Миссис Миллер обещала исполнить его просьбу и с низким поклоном удалилась.
Не успел Партридж войти, как Джонс яростно на него накинулся:
— Сколько мне еще терпеть от твоей глупости или, вернее, от моей собственной, что я держу тебя. Ты, видно, решил вконец погубить меня своим проклятым языком?
— Что такое я сделал? — спросил испуганный Партридж.

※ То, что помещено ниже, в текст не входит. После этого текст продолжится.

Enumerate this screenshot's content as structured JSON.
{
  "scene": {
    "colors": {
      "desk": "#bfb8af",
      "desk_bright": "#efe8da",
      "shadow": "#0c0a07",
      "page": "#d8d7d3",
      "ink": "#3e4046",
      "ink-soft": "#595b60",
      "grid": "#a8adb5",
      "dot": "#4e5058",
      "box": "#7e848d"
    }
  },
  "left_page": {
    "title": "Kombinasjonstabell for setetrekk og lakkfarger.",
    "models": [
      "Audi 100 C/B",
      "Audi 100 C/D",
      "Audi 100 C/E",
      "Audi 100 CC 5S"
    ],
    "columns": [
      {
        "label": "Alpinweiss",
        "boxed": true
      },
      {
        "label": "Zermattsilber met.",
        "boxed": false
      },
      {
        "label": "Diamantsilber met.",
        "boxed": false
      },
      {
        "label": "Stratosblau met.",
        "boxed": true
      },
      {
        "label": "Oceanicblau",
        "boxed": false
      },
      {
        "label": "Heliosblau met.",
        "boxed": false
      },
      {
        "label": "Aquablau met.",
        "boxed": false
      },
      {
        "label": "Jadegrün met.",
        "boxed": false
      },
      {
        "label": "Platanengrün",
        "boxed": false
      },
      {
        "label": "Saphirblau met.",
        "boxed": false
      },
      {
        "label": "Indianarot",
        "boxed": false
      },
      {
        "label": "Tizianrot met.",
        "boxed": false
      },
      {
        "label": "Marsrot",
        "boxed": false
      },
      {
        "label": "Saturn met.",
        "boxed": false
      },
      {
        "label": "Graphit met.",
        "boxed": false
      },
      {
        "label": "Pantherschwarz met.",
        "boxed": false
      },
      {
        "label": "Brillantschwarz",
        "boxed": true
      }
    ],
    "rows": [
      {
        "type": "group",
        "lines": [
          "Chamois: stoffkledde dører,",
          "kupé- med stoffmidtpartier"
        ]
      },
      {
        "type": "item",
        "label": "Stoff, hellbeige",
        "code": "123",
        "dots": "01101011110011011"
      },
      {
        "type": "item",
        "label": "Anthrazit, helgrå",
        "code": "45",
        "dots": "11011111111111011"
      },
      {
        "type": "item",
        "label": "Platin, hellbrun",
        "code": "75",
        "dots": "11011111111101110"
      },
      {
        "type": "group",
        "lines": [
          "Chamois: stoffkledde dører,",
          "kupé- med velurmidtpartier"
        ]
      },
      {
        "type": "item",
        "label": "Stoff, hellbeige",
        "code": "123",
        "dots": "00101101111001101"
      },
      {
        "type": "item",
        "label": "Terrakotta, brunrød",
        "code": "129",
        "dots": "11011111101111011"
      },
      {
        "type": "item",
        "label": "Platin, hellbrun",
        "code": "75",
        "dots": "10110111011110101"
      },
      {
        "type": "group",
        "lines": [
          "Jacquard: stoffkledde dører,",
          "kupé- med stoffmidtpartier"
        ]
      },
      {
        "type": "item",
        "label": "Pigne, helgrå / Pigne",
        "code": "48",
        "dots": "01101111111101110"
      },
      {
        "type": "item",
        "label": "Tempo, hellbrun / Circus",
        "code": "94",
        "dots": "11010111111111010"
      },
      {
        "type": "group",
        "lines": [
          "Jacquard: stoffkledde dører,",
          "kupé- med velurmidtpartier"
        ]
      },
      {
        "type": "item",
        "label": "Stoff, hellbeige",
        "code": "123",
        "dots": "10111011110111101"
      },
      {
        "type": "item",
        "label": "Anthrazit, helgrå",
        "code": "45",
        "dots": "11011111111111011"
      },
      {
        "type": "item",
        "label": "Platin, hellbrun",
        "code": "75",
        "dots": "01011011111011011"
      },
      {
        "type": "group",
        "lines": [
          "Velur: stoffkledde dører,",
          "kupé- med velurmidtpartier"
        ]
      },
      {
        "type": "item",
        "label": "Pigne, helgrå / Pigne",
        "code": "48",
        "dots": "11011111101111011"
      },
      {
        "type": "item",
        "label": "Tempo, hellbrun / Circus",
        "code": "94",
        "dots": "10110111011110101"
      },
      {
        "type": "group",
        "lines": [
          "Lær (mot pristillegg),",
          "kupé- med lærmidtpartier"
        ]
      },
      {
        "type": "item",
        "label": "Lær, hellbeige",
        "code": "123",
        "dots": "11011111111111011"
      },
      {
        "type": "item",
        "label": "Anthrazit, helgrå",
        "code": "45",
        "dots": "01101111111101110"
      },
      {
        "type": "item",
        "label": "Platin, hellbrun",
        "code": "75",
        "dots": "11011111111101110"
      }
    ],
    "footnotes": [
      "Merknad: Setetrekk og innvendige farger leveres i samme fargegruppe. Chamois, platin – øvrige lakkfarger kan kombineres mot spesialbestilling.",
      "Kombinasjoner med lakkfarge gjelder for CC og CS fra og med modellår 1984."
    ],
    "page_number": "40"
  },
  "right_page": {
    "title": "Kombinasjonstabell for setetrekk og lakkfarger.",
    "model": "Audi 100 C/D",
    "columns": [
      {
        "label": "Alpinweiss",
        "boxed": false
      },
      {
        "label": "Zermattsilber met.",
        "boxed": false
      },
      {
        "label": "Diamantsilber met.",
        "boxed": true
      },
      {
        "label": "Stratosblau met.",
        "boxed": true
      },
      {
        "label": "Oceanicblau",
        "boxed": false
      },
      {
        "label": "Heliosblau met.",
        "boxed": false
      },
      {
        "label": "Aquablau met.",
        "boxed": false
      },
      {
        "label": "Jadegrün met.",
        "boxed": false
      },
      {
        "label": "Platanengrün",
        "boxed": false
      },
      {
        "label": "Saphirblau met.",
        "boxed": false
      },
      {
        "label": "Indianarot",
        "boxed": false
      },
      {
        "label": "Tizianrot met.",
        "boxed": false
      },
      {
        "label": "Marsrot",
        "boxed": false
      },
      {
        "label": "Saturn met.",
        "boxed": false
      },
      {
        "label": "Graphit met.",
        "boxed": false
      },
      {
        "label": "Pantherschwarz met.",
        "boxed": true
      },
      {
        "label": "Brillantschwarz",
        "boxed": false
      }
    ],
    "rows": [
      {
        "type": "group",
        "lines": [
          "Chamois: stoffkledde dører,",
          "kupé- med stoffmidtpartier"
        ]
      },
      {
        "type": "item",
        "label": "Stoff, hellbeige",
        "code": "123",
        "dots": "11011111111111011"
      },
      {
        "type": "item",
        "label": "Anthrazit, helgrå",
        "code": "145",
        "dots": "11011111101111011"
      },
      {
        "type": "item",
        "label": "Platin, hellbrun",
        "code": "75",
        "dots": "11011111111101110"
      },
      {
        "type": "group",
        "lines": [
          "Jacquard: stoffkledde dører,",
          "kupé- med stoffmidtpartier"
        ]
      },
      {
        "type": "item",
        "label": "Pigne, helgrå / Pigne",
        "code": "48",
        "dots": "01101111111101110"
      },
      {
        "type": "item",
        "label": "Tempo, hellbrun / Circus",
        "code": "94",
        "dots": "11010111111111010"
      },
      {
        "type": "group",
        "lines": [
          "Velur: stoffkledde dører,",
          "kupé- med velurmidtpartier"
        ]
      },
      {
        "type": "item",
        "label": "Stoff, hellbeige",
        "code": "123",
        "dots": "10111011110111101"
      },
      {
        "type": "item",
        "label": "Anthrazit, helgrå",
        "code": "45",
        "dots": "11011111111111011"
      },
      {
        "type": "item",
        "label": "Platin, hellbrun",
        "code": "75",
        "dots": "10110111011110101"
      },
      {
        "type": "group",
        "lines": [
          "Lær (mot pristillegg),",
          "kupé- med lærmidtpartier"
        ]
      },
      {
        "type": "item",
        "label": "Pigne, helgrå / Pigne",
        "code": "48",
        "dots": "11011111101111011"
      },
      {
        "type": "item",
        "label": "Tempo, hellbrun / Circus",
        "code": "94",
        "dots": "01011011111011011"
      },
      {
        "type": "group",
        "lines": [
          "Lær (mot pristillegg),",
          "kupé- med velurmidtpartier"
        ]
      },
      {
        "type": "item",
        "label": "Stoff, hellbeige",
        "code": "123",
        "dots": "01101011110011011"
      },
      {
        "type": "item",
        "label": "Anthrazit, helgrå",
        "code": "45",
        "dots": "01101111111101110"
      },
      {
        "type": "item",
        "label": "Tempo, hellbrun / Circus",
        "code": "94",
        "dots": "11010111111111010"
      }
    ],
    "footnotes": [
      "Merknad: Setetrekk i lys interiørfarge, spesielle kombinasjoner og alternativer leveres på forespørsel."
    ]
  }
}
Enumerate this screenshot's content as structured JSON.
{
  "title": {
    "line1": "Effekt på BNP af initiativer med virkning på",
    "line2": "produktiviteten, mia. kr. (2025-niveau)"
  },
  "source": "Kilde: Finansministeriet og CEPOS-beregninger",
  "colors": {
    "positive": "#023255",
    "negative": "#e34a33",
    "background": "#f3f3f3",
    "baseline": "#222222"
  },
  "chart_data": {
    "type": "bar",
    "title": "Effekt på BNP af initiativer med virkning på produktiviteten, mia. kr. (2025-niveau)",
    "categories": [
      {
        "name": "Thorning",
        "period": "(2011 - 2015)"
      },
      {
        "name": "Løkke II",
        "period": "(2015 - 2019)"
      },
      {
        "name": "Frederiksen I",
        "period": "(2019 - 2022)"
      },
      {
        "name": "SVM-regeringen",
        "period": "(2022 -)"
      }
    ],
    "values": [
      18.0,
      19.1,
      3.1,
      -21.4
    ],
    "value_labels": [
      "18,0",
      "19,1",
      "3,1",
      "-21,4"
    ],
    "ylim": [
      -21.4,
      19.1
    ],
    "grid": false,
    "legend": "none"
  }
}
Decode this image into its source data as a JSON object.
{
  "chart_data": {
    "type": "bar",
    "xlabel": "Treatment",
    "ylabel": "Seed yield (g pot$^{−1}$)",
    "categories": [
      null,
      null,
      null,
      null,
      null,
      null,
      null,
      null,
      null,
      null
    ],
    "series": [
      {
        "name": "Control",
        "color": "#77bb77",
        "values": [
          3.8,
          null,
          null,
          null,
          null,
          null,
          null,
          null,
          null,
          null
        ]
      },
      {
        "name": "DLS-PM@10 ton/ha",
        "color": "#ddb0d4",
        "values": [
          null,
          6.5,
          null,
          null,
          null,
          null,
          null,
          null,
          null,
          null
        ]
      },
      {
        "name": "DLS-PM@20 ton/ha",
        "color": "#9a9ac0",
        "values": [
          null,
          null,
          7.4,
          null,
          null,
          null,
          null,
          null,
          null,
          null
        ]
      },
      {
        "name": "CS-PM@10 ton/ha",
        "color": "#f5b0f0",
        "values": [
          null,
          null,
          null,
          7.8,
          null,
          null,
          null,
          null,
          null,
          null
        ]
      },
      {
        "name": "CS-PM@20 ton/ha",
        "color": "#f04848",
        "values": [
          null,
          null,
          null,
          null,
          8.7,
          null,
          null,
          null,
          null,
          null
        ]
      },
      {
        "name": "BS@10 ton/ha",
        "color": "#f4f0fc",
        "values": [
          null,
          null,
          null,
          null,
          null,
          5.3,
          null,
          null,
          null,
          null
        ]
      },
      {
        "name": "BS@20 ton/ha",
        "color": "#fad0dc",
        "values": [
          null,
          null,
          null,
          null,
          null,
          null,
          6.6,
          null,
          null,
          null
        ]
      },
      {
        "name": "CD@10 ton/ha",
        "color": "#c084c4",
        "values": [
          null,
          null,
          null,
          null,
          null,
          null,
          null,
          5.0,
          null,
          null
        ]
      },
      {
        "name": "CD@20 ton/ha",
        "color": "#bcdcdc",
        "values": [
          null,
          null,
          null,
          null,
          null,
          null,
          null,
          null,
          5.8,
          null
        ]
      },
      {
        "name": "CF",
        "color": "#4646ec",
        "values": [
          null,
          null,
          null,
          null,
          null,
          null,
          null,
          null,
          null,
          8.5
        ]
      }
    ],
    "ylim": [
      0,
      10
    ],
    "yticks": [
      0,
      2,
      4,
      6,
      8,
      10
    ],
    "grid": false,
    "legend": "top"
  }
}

— Кто тебе позволил рассказывать историю с грабежом и говорить, что грабитель — ют самый человек, которого ты здесь видел?
— Помилуйте, сэр!
— Уж не думаешь ли ты запираться?
— Если я и обмолвился об этом, — отвечал Партридж. — так, поверьте, без дурного умысла: я и рта бы не открыл, не будь мои слушатели его друзьями и родственниками, которые, думал я, не станут разглашать этого дальше.
— Это не все: я должен предъявить тебе и более тяжелое обвинение, продолжал Джонс — Как смел ты, вопреки моему запрещению, произнести имя мистера Олверти в этом доме?
Партридж поклялся, что он никогда этого не делал.
— Откуда же тогда миссис Миллер могла узнать о моих отношениях к нему? А только сию минуту она сказала мне, что уважает меня ради него.